Though always enjoyable, the characters’ shenanigans aren’t just fun and fanciful. The silly series of events build comprehension skills as well as sequencing and cause and effect concepts. All of these are important skills for a strong early literacy foundation.
If you happen to pick up If You Give a Moose a Muffin, you have several great choices for a follow-up book activity. First off, you can make muffins, of course! Any favorite recipe will do the trick, but this recipe for Buried Treasure Muffins is always a favorite for me. First of all, because it originally comes from the very first cookbook I ever owned, Kid’s Cooking: A Very Slightly Messy Manual (it’s obviously been updated since 1983, though I suppose, so have I), and second because it uses jam as the secret ingredient.
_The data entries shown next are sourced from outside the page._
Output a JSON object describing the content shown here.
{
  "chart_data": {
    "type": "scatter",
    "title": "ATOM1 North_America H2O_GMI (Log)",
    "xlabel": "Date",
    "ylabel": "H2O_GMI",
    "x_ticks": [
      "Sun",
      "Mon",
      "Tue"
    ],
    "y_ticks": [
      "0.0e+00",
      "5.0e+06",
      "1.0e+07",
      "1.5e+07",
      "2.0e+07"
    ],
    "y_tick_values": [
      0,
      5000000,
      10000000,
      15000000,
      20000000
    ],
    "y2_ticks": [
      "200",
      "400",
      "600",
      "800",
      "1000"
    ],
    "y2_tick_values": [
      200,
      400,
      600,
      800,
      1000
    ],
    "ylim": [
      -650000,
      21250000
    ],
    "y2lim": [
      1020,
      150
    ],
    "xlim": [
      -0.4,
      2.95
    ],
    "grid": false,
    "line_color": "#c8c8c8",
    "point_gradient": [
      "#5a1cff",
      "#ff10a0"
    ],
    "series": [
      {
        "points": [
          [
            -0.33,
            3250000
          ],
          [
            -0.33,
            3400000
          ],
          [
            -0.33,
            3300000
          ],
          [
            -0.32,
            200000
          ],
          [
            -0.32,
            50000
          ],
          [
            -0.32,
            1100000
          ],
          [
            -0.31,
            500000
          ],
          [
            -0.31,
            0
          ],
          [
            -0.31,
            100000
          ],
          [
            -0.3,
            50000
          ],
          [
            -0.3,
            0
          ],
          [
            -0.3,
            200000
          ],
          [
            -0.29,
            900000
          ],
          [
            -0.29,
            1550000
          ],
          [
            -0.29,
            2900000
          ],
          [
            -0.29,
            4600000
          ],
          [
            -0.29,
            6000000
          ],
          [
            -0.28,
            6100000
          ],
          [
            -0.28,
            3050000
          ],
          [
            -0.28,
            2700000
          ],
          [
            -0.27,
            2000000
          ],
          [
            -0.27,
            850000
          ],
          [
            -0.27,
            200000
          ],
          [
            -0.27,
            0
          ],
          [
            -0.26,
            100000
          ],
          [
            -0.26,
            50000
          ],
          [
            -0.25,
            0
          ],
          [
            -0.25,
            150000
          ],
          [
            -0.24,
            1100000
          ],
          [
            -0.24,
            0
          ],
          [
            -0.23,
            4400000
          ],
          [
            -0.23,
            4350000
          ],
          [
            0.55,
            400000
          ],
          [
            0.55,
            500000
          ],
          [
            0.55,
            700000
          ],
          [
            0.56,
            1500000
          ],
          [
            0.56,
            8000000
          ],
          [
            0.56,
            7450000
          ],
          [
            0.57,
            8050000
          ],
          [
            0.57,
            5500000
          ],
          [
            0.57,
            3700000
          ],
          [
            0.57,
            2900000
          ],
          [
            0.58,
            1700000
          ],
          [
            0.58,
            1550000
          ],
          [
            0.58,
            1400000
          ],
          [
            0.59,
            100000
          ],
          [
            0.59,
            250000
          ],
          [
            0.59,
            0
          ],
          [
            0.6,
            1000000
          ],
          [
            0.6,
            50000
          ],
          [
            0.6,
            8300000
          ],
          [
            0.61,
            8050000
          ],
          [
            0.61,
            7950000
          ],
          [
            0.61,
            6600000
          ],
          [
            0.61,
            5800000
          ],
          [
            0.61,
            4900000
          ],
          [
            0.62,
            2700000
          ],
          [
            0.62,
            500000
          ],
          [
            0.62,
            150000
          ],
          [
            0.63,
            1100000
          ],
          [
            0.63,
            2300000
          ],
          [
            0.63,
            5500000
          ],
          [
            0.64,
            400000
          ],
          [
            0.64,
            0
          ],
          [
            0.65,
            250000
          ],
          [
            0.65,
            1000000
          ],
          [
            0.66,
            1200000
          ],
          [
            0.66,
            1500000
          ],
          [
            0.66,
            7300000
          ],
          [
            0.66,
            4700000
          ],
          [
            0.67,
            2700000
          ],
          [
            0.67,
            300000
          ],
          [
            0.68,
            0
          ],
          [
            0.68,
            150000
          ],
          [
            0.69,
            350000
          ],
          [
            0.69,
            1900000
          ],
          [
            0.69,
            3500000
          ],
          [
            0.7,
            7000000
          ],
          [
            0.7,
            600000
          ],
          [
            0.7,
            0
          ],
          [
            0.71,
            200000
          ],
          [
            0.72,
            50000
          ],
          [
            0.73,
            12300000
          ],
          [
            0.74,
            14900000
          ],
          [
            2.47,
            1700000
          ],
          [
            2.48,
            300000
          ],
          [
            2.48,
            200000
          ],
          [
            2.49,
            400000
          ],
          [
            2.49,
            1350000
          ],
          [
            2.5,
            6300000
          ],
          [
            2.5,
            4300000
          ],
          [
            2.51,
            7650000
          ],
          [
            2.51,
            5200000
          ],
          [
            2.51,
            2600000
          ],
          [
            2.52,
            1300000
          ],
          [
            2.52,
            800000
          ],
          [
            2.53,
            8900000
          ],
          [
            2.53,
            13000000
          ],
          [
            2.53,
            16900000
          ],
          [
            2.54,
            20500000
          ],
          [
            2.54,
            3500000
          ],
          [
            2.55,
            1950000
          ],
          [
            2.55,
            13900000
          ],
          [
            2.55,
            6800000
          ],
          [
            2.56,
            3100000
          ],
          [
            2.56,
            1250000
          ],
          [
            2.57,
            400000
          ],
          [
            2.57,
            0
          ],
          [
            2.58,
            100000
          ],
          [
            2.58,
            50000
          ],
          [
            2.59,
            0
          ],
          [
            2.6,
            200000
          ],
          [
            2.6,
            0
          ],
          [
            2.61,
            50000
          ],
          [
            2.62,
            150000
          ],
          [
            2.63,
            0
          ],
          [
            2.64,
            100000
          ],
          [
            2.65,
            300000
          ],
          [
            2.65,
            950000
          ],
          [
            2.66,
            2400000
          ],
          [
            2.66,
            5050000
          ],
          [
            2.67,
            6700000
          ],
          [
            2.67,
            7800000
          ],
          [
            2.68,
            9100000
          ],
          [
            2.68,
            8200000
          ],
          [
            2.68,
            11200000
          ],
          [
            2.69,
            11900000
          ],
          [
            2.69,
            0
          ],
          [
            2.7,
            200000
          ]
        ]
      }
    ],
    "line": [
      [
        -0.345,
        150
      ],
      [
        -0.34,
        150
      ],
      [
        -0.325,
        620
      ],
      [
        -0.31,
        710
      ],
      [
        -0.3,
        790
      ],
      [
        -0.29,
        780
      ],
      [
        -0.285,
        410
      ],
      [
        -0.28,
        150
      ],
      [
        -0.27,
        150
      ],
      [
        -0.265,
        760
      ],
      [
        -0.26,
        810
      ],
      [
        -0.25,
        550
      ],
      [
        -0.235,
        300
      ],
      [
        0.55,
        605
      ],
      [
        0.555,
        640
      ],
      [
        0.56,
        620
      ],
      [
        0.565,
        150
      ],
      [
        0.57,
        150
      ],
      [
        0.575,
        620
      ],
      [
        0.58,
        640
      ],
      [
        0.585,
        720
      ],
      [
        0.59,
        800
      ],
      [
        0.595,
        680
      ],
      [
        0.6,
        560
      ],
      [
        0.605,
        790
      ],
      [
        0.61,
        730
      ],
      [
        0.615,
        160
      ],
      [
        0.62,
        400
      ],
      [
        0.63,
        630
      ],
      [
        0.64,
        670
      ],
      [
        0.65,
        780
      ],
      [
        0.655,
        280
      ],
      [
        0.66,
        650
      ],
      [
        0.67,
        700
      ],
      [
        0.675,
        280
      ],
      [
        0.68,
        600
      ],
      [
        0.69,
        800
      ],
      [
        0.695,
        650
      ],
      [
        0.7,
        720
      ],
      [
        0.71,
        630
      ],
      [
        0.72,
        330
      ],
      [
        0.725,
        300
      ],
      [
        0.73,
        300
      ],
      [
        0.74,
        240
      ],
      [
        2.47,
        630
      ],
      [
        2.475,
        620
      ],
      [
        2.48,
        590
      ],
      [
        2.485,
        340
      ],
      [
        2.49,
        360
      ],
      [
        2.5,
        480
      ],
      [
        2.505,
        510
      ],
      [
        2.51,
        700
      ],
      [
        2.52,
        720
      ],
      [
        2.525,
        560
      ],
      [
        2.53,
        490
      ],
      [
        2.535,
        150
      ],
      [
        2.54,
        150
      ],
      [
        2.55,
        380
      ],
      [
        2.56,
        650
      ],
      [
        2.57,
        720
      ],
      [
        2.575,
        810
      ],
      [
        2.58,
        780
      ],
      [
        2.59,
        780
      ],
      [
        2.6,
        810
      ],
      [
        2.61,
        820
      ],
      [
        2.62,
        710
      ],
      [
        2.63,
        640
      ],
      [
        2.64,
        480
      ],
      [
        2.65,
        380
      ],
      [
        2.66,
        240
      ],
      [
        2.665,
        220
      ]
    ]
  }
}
That makes for another great tie-in to the book!
Cooking with kids provides an excellent opportunity to incorporate all kinds of learning and developmental objectives. For more on how and why, check out this post from the archives.
Another fun way to incorporate the book into an activity is to create a muffin matching game. It’s really simple, and loads of fun.
First, create your muffin bottoms by cutting trapezoids from colorful construction paper. I gave mine some extra interest by using my scallop scissors on the top. Next, cut a fluffy, rounded muffin top from brown paper. Ta-da! Instant muffins!
Now that you have your muffins cut out, label them for your matching game. The example I show is for matching lowercase letters to uppercase letters because that’s the skill we were focusing on. For more basic skills, you could match uppercase letter to same uppercase letter and emphasize the letter name and shape. For new readers you might work on reading color words by writing the color word on the top of the muffin and then having the kids match to the colored bottom.
You could switch it up and focus on numeracy skills by matching numerals to number of dots, numerals to number words, or even math problems to answers for older kids.
(Just remember to pare down your choices as you present them to the children. If you’re doing an alphabet match, for example, don’t overwhelm your kiddos by throwing out all 52 pieces all at once. Try maybe 3-6 matches in a grouping at a time.)
Chances are, if you’re working on a concept, you can create a muffin matching game to go along with it. Though, playing a muffin matching game may remind you that you’re hungry, so you’ll want to make some muffins. Eating the muffins will make you think about the story where the silly moose came into the kitchen to eat a muffin, so you’ll want to read the story again. Reading the story will remind you of that time……
What’s your favorite Laura Numeroff story?